Why this ending and not one that more neatly ties things up?
On one level, Mark’s ending emphasizes what my little nephew intuitively knew—that it’s unnerving and, yes, completely terrifying for resurrection to come our way, for someone or something to roll away the stone from the place we had entombed the person or thing we had thought was dead and to raise it up.
But what is perhaps more terrifying is that the resurrected one has “left the building” so to speak, has already gone ahead of us, to Galilee, to the home place, where he will already be at work in our lives, in our live in the lives of our companions and communities.
The women in Mark are then rightfully afraid when this happens to them, and we are rightfully afraid when this happens to us because it puts us in touch with our God, the one who disrupts our judgment about what’s dead in our lives. It puts us in touch with our God whose primary business is resurrection business—raising things up that have been cast down, making new things out of what has grown old, rewriting our lives in ways we ourselves could not have imagined, could not have created ourselves.

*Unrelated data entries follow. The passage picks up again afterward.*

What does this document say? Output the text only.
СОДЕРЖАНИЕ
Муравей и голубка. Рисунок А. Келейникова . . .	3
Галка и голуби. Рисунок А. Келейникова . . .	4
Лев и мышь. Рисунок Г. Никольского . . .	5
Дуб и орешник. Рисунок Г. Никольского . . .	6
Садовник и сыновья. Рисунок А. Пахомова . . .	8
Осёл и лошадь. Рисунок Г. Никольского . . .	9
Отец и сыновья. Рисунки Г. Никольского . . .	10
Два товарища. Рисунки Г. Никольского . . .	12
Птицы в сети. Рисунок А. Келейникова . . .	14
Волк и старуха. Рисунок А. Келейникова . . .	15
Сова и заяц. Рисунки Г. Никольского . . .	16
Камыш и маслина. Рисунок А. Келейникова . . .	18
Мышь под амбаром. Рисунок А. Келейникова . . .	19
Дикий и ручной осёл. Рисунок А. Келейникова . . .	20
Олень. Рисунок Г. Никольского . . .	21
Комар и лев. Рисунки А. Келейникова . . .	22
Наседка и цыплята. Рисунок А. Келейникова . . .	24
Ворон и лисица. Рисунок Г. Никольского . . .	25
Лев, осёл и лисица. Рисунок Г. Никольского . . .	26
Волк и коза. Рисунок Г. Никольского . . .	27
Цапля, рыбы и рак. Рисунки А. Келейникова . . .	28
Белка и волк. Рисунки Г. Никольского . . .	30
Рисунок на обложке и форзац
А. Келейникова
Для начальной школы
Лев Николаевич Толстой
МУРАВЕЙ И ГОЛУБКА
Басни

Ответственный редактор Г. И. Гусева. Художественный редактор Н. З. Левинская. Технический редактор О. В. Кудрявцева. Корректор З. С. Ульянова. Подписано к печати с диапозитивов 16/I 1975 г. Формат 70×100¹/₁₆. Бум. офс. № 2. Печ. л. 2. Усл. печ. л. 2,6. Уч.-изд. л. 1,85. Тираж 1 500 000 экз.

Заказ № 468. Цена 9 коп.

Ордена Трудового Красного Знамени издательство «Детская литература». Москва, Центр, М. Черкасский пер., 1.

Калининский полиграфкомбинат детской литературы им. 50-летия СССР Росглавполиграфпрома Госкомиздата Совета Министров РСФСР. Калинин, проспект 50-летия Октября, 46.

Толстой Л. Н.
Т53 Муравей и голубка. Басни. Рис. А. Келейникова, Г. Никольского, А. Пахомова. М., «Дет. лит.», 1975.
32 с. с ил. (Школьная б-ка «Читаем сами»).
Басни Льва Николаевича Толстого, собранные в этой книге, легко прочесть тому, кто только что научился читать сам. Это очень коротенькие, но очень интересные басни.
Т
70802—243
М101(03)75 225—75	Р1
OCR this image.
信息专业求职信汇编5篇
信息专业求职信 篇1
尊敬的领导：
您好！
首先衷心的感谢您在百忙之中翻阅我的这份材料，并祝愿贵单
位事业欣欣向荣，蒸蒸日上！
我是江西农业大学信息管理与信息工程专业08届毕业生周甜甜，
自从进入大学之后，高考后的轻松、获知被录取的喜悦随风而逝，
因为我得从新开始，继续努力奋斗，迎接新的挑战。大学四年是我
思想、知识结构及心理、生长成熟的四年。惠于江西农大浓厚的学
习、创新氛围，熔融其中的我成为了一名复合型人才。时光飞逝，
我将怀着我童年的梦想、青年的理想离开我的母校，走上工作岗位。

And, as Mark’s story tells us, our God loves to do these things close to home, in our hometowns, in our neighborhoods, in our households, in the house of the self, in the hours of the body— in the places where we have grown most accustomed to habit or control, both of which can be their own tombs.
But what else is behind Mark’s abrupt and seemingly unfinished ending?
Some have speculated that the reason any story-teller refuses to craft a more settled and settling ending is that in refusing to do so, he or she is urging us to finish the story in the story of our own lives, in this case, urging us to be the living and enacted word that the terrified, speechless women could not yet be, urging us to do what they could not yet do, do it in our own way.
And so while it’s perfectly natural to run terrified and speechless from the tomb where the stone has been rolled away, from the place the resurrected one has already departed into our lives’ future, in the end, it is up to us to find our own way of being attentive to and internalizing and externalizing the liberating and resurrecting power of God in our lives. It is up to us to us to take it in to ourselves and find the right way to let it out into the world, to let it shine out like a candle in the darkness or sing out like a bell tuned from a deeper place and rung at the right time.
What is the resurrection? One writer has said that “It is the best of life coming from the worst of life.” What Mark’s startling story of the resurrection—what it includes and what it leaves out—would add to this is that God’s resurrection of our lives often uses as a starting point our surprise, our speechlessness, our terror, our loss of control, and our flight.
This, ready or not, is our good news this morning as we say: “Alleluia Christ is Risen, the Lord is risen indeed, Alleluia.”